Me: Once I became a young adult living on my own, I began to explore other ways of expressing my gender. I liked to go back and forth between dressing and acting very feminine with dresses and flowery patterns and legs out and high heels and soft hair styles, and then I would flip and dress very masculine or “butch” in pleated pants, penny loafers, neck ties… hats. I even used to wear “wife-beaters”, which are the signature ribbed tank-tops that men wear under their button-down dress shirts. I would wear those with boxer shorts as my outerwear, and construction ankle boots. I loved being super femme on some days and confusingly boyish on others. My best friend and I even came up with an alter-ego for me for those days where I would just wake up wanting to be a boy. I called myself Raffi Effeminaté. Raffi is like rough. Effeminaté is like feminine.

In addition to now living on my own as an adult and making my own decisions about what type of “girl/woman” I wanted to be, I also began to make more money. I began to notice that the boys I liked did not seem to have as much money as I did, and so that whole thing about boys make the first move and boys spend their money on you went out the window. At some point I began to do for men what I had been taught men do for women. I spent my own money and rented cars for men to be able to take me out. I bought boys jewelry. I took men on vacations with me if they couldn’t afford it. I’ll never forget the time I sent a male flowers for his birthday. No one could believe it. I actually ended up doing that at least twice more in my dating life with different males I was with. The reactions were always one of astonishment. I was breaking the rules. What I found out soon enough, however, was that I was also making things hard on myself by messing with the gender rules and establishing patterns where men could get away with being broke and still have me as their woman. It backfired on me. I had set a tone where I was now chasing men for love and supporting them financially. I also became known for being very capable and independent. This resulted in men doing less than their fair share and even falling way short of their “masculine” duties as far as being providers (another gender norm). By the time I became a mom, I was easily the breadwinner and my children’s fathers (my sons were born 7 years apart) would always turn into stay-at-home dads.

Student Interviewer: This has been so enlightening. What would you say to wrap up your experiences with gender and gender norms?
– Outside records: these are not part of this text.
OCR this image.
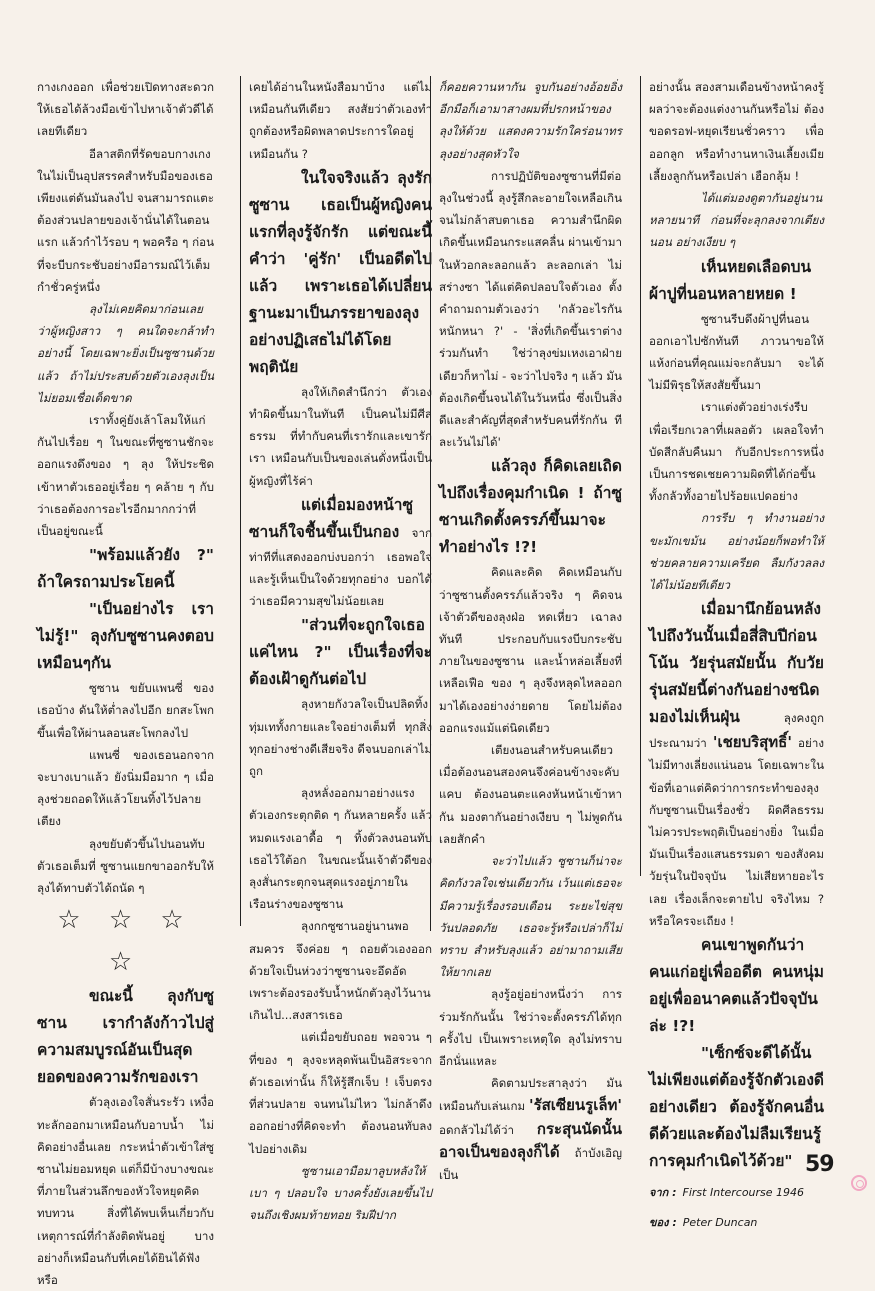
กางเกงออก เพื่อช่วยเปิดทางสะดวกให้เธอได้ล้วงมือเข้าไปหาเจ้าตัวดีได้เลยทีเดียว

อีลาสติกที่รัดขอบกางเกงในไม่เป็นอุปสรรคสำหรับมือของเธอ เพียงแต่ดันมันลงไป จนสามารถแตะต้องส่วนปลายของเจ้านั่นได้ในตอนแรก แล้วกำไว้รอบ ๆ พอครือ ๆ ก่อนที่จะบีบกระชับอย่างมีอารมณ์ไว้เต็มกำชั่วครู่หนึ่ง

ลุงไม่เคยคิดมาก่อนเลยว่าผู้หญิงสาว ๆ คนใดจะกล้าทำอย่างนี้ โดยเฉพาะยิ่งเป็นซูซานด้วยแล้ว ถ้าไม่ประสบด้วยตัวเองลุงเป็นไม่ยอมเชื่อเด็ดขาด

เราทั้งคู่ยังเล้าโลมให้แก่กันไปเรื่อย ๆ ในขณะที่ซูซานชักจะออกแรงดึงของ ๆ ลุง ให้ประชิดเข้าหาตัวเธออยู่เรื่อย ๆ คล้าย ๆ กับว่าเธอต้องการอะไรอีกมากกว่าที่เป็นอยู่ขณะนี้

"พร้อมแล้วยัง ?" ถ้าใครถามประโยคนี้

"เป็นอย่างไร เราไม่รู้!" ลุงกับซูซานคงตอบเหมือนๆกัน

ซูซาน ขยับแพนซี่ ของเธอบ้าง ดันให้ต่ำลงไปอีก ยกสะโพกขึ้นเพื่อให้ผ่านลอนสะโพกลงไป

แพนซี่ ของเธอนอกจากจะบางเบาแล้ว ยังนิ่มมือมาก ๆ เมื่อลุงช่วยถอดให้แล้วโยนทิ้งไว้ปลายเตียง

ลุงขยับตัวขึ้นไปนอนทับตัวเธอเต็มที่ ซูซานแยกขาออกรับให้ลุงได้ทาบตัวได้ถนัด ๆ

☆ ☆ ☆ ☆

ขณะนี้ ลุงกับซูซาน เรากำลังก้าวไปสู่ความสมบูรณ์อันเป็นสุดยอดของความรักของเรา

ตัวลุงเองใจสั่นระรัว เหงื่อทะลักออกมาเหมือนกับอาบน้ำ ไม่คิดอย่างอื่นเลย กระหน่ำตัวเข้าใส่ซูซานไม่ยอมหยุด แต่ก็มีบ้างบางขณะที่ภายในส่วนลึกของหัวใจหยุดคิดทบทวน สิ่งที่ได้พบเห็นเกี่ยวกับเหตุการณ์ที่กำลังติดพันอยู่ บางอย่างก็เหมือนกับที่เคยได้ยินได้ฟัง หรือ

เคยได้อ่านในหนังสือมาบ้าง แต่ไม่เหมือนกันทีเดียว สงสัยว่าตัวเองทำถูกต้องหรือผิดพลาดประการใดอยู่เหมือนกัน ?

ในใจจริงแล้ว ลุงรักซูซาน เธอเป็นผู้หญิงคนแรกที่ลุงรู้จักรัก แต่ขณะนี้คำว่า 'คู่รัก' เป็นอดีตไปแล้ว เพราะเธอได้เปลี่ยนฐานะมาเป็นภรรยาของลุง อย่างปฏิเสธไม่ได้โดยพฤตินัย

ลุงให้เกิดสำนึกว่า ตัวเองทำผิดขึ้นมาในทันที เป็นคนไม่มีศีลธรรม ที่ทำกับคนที่เรารักและเขารักเรา เหมือนกับเป็นของเล่นดั่งหนึ่งเป็นผู้หญิงที่ไร้ค่า

แต่เมื่อมองหน้าซูซานก็ใจชื้นขึ้นเป็นกอง จากท่าทีที่แสดงออกบ่งบอกว่า เธอพอใจและรู้เห็นเป็นใจด้วยทุกอย่าง บอกได้ว่าเธอมีความสุขไม่น้อยเลย

"ส่วนที่จะถูกใจเธอแค่ไหน ?" เป็นเรื่องที่จะต้องเฝ้าดูกันต่อไป

ลุงหายกังวลใจเป็นปลิดทิ้ง ทุ่มเททั้งกายและใจอย่างเต็มที่ ทุกสิ่งทุกอย่างช่างดีเสียจริง ดีจนบอกเล่าไม่ถูก

ลุงหลั่งออกมาอย่างแรง ตัวเองกระตุกติด ๆ กันหลายครั้ง แล้วหมดแรงเอาดื้อ ๆ ทิ้งตัวลงนอนทับเธอไว้ใต้อก ในขณะนั้นเจ้าตัวดีของลุงสั่นกระตุกจนสุดแรงอยู่ภายในเรือนร่างของซูซาน

ลุงกกซูซานอยู่นานพอสมควร จึงค่อย ๆ ถอยตัวเองออก ด้วยใจเป็นห่วงว่าซูซานจะอึดอัด เพราะต้องรองรับน้ำหนักตัวลุงไว้นานเกินไป...สงสารเธอ

แต่เมื่อขยับถอย พอจวน ๆ ที่ของ ๆ ลุงจะหลุดพ้นเป็นอิสระจากตัวเธอเท่านั้น ก็ให้รู้สึกเจ็บ ! เจ็บตรงที่ส่วนปลาย จนทนไม่ไหว ไม่กล้าดึงออกอย่างที่คิดจะทำ ต้องนอนทับลงไปอย่างเดิม

ซูซานเอามือมาลูบหลังให้เบา ๆ ปลอบใจ บางครั้งยังเลยขึ้นไปจนถึงเชิงผมท้ายทอย ริมฝีปาก

ก็คอยควานหากัน จูบกันอย่างอ้อยอิ่ง อีกมือก็เอามาสางผมที่ปรกหน้าของลุงให้ด้วย แสดงความรักใคร่อนาทรลุงอย่างสุดหัวใจ

การปฏิบัติของซูซานที่มีต่อลุงในช่วงนี้ ลุงรู้สึกละอายใจเหลือเกิน จนไม่กล้าสบตาเธอ ความสำนึกผิดเกิดขึ้นเหมือนกระแสคลื่น ผ่านเข้ามาในหัวอกละลอกแล้ว ละลอกเล่า ไม่สร่างซา ได้แต่คิดปลอบใจตัวเอง ตั้งคำถามถามตัวเองว่า 'กลัวอะไรกันหนักหนา ?' - 'สิ่งที่เกิดขึ้นเราต่างร่วมกันทำ ใช่ว่าลุงข่มเหงเอาฝ่ายเดียวก็หาไม่ - จะว่าไปจริง ๆ แล้ว มันต้องเกิดขึ้นจนได้ในวันหนึ่ง ซึ่งเป็นสิ่งดีและสำคัญที่สุดสำหรับคนที่รักกัน ทีละเว้นไม่ได้'

แล้วลุง ก็คิดเลยเถิดไปถึงเรื่องคุมกำเนิด ! ถ้าซูซานเกิดตั้งครรภ์ขึ้นมาจะทำอย่างไร !?!

คิดและคิด คิดเหมือนกับว่าซูซานตั้งครรภ์แล้วจริง ๆ คิดจนเจ้าตัวดีของลุงฝ่อ หดเหี่ยว เฉาลงทันที ประกอบกับแรงบีบกระชับภายในของซูซาน และน้ำหล่อเลี้ยงที่เหลือเฟือ ของ ๆ ลุงจึงหลุดไหลออกมาได้เองอย่างง่ายดาย โดยไม่ต้องออกแรงแม้แต่นิดเดียว

เตียงนอนสำหรับคนเดียว เมื่อต้องนอนสองคนจึงค่อนข้างจะคับแคบ ต้องนอนตะแคงหันหน้าเข้าหากัน มองตากันอย่างเงียบ ๆ ไม่พูดกันเลยสักคำ

จะว่าไปแล้ว ซูซานก็น่าจะคิดกังวลใจเช่นเดียวกัน เว้นแต่เธอจะมีความรู้เรื่องรอบเดือน ระยะไข่สุข วันปลอดภัย เธอจะรู้หรือเปล่าก็ไม่ทราบ สำหรับลุงแล้ว อย่ามาถามเสียให้ยากเลย

ลุงรู้อยู่อย่างหนึ่งว่า การร่วมรักกันนั้น ใช่ว่าจะตั้งครรภ์ได้ทุกครั้งไป เป็นเพราะเหตุใด ลุงไม่ทราบอีกนั่นแหละ

คิดตามประสาลุงว่า มันเหมือนกับเล่นเกม 'รัสเซียนรูเล็ท' อดกลัวไม่ได้ว่า กระสุนนัดนั้นอาจเป็นของลุงก็ได้ ถ้าบังเอิญเป็น

อย่างนั้น สองสามเดือนข้างหน้าคงรู้ผลว่าจะต้องแต่งงานกันหรือไม่ ต้องขอดรอฟ-หยุดเรียนชั่วคราว เพื่อออกลูก หรือทำงานหาเงินเลี้ยงเมียเลี้ยงลูกกันหรือเปล่า เฮือกลุ้ม !

ได้แต่มองดูตากันอยู่นานหลายนาที ก่อนที่จะลุกลงจากเตียงนอน อย่างเงียบ ๆ

เห็นหยดเลือดบนผ้าปูที่นอนหลายหยด !

ซูซานรีบดึงผ้าปูที่นอนออกเอาไปซักทันที ภาวนาขอให้แห้งก่อนที่คุณแม่จะกลับมา จะได้ไม่มีพิรุธให้สงสัยขึ้นมา

เราแต่งตัวอย่างเร่งรีบ เพื่อเรียกเวลาที่เผลอตัว เผลอใจทำบัดสีกลับคืนมา กับอีกประการหนึ่ง เป็นการชดเชยความผิดที่ได้ก่อขึ้นทั้งกลัวทั้งอายไปร้อยแปดอย่าง

การรีบ ๆ ทำงานอย่างขะมักเขม้น อย่างน้อยก็พอทำให้ช่วยคลายความเครียด ลืมกังวลลงได้ไม่น้อยทีเดียว

เมื่อมานึกย้อนหลังไปถึงวันนั้นเมื่อสี่สิบปีก่อนโน้น วัยรุ่นสมัยนั้น กับวัยรุ่นสมัยนี้ต่างกันอย่างชนิดมองไม่เห็นฝุ่น ลุงคงถูกประณามว่า 'เชยบริสุทธิ์' อย่างไม่มีทางเลี่ยงแน่นอน โดยเฉพาะในข้อที่เอาแต่คิดว่าการกระทำของลุงกับซูซานเป็นเรื่องชั่ว ผิดศีลธรรม ไม่ควรประพฤติเป็นอย่างยิ่ง ในเมื่อมันเป็นเรื่องแสนธรรมดา ของสังคมวัยรุ่นในปัจจุบัน ไม่เสียหายอะไรเลย เรื่องเล็กจะตายไป จริงไหม ? หรือใครจะเถียง !

คนเขาพูดกันว่า คนแก่อยู่เพื่ออดีต คนหนุ่มอยู่เพื่ออนาคตแล้วปัจจุบันล่ะ !?!

"เซ็กซ์จะดีได้นั้น ไม่เพียงแต่ต้องรู้จักตัวเองดีอย่างเดียว ต้องรู้จักคนอื่นดีด้วยและต้องไม่ลืมเรียนรู้การคุมกำเนิดไว้ด้วย"

จาก : First Intercourse 1946
ของ : Peter Duncan
59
One of the things I learned through my experiences with gender and gender norms was how drastically things could change over time. At some point males were wearing painted fingernails, make-up, dresses and wigs whether they were punk rockers or not. Things like the rise of the Pride Movement, the fashion industry, the music industry and Hollywood pushed images in my face that made me abandon so many of the beliefs and concepts I had grown up with. Once I realized how much the work-place had changed to reflect the diversity in gender roles, and how much the schools had changed to protect and respect the changing sexual natures of young people I was like, wow. Things will never be the same as they once were. We could be looking at a whole new way of relating and being within the human species now. We may even evolve ourselves right into extinction as we move towards the de-prioritization of procreation and motherhood in favor of just being who and what we want to be. Whatever that is.